We note that the Commissioner has since appealed against this decision to the Full Federal Court.
Mesha Feet Pty Ltd v Allen [2024] FCA 680 – Federal Court confirms promissory notes and bills of exchange cannot validly discharge tax liabilities
In this case, the Federal Court dismissed a taxpayer’s application to set aside a statutory demand issued by the Commissioner in relation to its outstanding tax liabilities, holding that:
- the taxpayer had not validly discharged its taxation liabilities by providing a “promissory note” and “bill of exchange” to the Commissioner (as payment of tax-related liabilities by such means was not approved of by regulation 21(2) of the Taxation Administration Regulations 2017 (Cth));
- a promissory note is not “cash”; and
- a bill of exchange is not a “cheque”.
BQKD v FCT [2024] AATA 1796 – No FBT on luxury cars provided to directors
The AAT has set aside FBT assessments issued to a corporate trustee of a family trust in respect of non-cash benefits constituted by the use of luxury cars by its three directors who were also beneficiaries of the relevant family trust. The reasons for this were that the Tribunal considered:
- the evidence did not establish that the directors were employed by the trustee company; and
- even if the directors were found to have been in an employment relationship, the non-cash benefits were not made available to them due to their employment with the trustee company, but rather were taken advantage of by the directors as they genuinely believed they were entitled to the use of the vehicles as beneficiaries of the family trust.

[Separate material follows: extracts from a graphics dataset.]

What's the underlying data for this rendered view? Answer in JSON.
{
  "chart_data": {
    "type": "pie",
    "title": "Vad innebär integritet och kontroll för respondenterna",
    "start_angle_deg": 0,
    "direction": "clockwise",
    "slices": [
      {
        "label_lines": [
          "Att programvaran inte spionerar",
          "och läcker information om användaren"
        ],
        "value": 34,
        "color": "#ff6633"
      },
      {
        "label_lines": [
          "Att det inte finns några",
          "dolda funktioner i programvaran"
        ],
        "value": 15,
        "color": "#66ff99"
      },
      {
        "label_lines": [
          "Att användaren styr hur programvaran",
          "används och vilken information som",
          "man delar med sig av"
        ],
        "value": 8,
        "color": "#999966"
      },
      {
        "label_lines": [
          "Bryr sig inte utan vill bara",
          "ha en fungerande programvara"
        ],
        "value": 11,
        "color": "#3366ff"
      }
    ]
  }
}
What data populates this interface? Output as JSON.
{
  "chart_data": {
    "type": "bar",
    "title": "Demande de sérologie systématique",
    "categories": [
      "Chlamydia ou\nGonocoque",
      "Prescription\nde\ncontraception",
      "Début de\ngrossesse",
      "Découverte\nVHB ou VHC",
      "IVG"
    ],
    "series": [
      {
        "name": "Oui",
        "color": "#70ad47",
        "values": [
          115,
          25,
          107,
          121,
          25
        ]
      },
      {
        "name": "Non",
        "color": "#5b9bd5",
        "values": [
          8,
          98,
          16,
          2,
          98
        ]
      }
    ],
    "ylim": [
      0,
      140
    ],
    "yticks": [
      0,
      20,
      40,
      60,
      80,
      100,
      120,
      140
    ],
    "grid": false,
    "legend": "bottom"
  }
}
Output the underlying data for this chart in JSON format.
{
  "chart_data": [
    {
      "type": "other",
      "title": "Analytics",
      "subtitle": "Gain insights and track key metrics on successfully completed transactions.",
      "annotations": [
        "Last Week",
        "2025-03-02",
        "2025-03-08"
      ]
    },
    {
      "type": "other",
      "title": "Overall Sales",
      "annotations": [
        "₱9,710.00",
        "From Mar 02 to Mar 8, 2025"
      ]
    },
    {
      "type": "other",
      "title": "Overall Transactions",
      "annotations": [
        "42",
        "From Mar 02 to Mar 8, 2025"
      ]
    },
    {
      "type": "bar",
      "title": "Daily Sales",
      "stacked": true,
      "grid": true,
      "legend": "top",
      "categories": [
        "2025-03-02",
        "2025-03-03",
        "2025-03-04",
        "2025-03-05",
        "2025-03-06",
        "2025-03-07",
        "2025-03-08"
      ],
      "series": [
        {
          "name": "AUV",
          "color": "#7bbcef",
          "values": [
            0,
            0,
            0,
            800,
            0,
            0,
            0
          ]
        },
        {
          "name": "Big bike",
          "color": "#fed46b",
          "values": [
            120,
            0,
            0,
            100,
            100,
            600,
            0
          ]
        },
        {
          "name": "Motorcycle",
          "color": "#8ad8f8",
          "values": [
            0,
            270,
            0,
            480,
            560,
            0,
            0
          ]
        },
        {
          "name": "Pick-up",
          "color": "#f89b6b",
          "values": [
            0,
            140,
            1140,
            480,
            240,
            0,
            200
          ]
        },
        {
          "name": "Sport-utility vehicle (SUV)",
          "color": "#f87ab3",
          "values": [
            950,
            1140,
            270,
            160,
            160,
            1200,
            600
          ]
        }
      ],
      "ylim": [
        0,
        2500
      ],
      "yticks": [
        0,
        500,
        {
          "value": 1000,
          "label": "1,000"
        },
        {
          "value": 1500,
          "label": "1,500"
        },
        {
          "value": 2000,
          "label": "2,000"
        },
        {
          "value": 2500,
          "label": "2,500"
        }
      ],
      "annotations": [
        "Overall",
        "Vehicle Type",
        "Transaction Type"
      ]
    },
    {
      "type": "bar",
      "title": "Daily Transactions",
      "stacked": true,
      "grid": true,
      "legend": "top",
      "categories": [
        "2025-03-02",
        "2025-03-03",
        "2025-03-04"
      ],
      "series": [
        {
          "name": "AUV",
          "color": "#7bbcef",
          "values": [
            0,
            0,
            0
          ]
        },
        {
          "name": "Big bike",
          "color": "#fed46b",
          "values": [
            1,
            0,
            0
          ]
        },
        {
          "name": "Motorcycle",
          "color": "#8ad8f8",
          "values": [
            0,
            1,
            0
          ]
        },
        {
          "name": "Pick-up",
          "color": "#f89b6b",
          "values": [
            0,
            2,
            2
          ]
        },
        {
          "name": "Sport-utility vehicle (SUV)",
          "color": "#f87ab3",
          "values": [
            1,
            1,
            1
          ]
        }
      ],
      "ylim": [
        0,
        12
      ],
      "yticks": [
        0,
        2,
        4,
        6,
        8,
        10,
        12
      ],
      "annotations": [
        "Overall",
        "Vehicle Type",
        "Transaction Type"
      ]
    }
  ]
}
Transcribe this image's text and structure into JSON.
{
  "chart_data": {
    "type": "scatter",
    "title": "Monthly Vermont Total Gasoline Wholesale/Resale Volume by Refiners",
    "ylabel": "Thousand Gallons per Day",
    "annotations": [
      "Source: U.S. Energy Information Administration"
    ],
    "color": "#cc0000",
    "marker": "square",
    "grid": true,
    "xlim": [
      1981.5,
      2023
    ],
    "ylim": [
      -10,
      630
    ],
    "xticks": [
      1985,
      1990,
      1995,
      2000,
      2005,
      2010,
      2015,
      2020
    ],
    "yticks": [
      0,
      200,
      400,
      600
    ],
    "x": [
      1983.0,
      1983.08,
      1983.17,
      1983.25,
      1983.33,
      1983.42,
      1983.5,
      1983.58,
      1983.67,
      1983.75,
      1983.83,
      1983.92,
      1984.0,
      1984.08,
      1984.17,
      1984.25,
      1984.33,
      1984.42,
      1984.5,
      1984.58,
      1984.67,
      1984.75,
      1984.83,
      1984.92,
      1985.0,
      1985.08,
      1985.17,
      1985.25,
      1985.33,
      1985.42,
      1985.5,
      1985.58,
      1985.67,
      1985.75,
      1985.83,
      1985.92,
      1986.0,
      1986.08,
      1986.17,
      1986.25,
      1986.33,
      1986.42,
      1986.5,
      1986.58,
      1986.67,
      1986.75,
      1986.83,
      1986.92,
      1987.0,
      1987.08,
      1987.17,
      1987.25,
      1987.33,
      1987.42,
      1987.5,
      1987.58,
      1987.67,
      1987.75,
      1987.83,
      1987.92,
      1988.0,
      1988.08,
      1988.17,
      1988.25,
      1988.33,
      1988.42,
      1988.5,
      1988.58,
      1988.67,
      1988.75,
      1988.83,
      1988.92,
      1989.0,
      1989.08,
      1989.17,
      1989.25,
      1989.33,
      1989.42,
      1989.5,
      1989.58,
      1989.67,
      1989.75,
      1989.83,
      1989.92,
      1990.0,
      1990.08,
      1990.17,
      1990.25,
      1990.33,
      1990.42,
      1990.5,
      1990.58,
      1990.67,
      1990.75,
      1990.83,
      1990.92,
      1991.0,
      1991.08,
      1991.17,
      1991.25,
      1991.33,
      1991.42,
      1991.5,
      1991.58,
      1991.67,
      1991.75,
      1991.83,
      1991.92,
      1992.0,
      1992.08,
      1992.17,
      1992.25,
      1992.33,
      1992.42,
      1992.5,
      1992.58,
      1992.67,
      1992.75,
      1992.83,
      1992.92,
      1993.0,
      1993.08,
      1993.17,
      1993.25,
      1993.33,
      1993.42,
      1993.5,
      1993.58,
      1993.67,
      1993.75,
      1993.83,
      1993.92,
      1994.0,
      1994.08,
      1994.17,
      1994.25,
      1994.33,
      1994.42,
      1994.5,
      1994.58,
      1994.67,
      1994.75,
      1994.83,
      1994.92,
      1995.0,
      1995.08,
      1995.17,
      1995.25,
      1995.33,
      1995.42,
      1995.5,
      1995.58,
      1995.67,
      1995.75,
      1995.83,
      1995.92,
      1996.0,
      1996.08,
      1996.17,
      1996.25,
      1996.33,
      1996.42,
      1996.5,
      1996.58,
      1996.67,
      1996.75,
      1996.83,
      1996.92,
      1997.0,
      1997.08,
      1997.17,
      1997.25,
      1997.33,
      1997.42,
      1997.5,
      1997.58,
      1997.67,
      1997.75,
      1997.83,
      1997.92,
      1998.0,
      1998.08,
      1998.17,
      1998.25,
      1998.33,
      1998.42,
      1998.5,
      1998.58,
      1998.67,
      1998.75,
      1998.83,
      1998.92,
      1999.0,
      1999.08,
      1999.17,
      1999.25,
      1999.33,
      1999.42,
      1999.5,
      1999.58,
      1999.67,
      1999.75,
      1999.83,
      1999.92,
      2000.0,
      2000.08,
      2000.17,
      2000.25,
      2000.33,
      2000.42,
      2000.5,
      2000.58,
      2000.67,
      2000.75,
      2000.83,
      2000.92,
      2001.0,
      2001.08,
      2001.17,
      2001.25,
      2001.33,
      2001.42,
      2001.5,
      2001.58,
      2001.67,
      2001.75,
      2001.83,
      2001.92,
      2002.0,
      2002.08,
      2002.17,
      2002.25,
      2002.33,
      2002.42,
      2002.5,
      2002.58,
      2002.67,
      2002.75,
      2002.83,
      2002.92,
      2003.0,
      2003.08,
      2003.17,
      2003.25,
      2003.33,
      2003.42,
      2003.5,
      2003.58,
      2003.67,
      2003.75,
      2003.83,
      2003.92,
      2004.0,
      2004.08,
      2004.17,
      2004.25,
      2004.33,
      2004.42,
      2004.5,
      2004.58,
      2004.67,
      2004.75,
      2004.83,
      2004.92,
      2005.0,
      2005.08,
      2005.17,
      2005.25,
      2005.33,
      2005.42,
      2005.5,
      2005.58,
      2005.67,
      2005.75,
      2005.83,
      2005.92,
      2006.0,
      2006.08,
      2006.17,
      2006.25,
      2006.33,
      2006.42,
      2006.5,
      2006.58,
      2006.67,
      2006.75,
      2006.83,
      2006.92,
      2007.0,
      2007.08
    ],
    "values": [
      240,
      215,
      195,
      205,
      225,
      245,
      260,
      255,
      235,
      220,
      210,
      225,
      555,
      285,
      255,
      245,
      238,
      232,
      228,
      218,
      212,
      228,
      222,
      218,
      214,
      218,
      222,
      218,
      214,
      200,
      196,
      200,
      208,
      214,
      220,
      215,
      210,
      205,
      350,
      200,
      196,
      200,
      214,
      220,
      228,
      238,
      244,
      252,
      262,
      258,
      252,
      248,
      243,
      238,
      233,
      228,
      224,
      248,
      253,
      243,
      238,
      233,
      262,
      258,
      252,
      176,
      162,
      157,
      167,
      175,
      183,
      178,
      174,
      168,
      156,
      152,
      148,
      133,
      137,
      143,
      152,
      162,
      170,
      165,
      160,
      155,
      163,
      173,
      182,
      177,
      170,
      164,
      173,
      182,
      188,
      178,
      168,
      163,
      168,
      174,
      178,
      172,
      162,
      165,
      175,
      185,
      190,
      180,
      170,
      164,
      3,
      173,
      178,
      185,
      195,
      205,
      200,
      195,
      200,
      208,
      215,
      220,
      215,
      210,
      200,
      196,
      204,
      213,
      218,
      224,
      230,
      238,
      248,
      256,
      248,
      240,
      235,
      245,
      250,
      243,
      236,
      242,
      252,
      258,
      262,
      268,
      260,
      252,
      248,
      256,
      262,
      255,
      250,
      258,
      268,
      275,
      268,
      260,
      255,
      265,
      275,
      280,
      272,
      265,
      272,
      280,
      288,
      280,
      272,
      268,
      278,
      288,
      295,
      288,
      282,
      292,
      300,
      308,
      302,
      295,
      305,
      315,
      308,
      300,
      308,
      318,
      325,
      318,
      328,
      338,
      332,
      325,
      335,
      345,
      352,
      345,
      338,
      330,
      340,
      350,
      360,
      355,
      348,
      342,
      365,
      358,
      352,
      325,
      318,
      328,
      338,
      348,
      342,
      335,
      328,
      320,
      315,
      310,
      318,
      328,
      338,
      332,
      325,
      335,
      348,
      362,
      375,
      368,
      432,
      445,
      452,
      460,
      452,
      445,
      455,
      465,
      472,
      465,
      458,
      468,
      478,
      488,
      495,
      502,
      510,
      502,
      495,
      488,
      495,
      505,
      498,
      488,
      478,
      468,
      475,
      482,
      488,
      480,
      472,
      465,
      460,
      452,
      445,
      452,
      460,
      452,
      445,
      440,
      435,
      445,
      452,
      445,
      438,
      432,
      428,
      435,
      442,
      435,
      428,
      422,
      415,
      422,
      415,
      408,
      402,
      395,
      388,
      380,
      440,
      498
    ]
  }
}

Doery v FC of T [2024] AATA 1493 – Taxpayer on welfare with no assets denied release of tax debts
The AAT has affirmed the Commissioner’s decision not to release a taxpayer who was on Centrelink benefits with no assets to his name from his tax liabilities on the grounds of serious hardship.
The reasons underlying the Tribunal’s decision were as follows.
- Medical evidence adduced by the taxpayer failed to substantiate that the taxpayer had, at the relevant time, lacked the capacity to manage his financial affairs or adhere to a budget.
- The taxpayer had consciously prioritised purchasing a property over addressing his tax debts, and furthermore had favoured paying non-tax debts owed to other creditors ahead of meeting his tax liabilities.
- On the evidence before it, the Tribunal considered that the taxpayer’s financial hardship would continue irrespective of whether he was released from his tax liabilities.
Appeals – Buzadzic
The taxpayer has applied to the High Court for special leave to appeal against the decision reported at [2024] FCAFC 50, which was itself an appeal against the decision reported at [2023] FCA 954 (covered in Birchstone Brief for the week ended 18 August 2023). In rejecting the taxpayer’s appeal, the Full Federal Court had affirmed the primary judge’s decision that the AAT (in its decision reported at [2021] AATA 4820) had not:
- applied the wrong test in respect of the burden of proof in;
- made conclusions that were unreasonable; or
- misconstrued or misapplied section 6-5 of the ITAA 1997 (in relation to ordinary income) or item 5 of section 170(1) of the ITAA 1936 (which relates to fraud or evasion).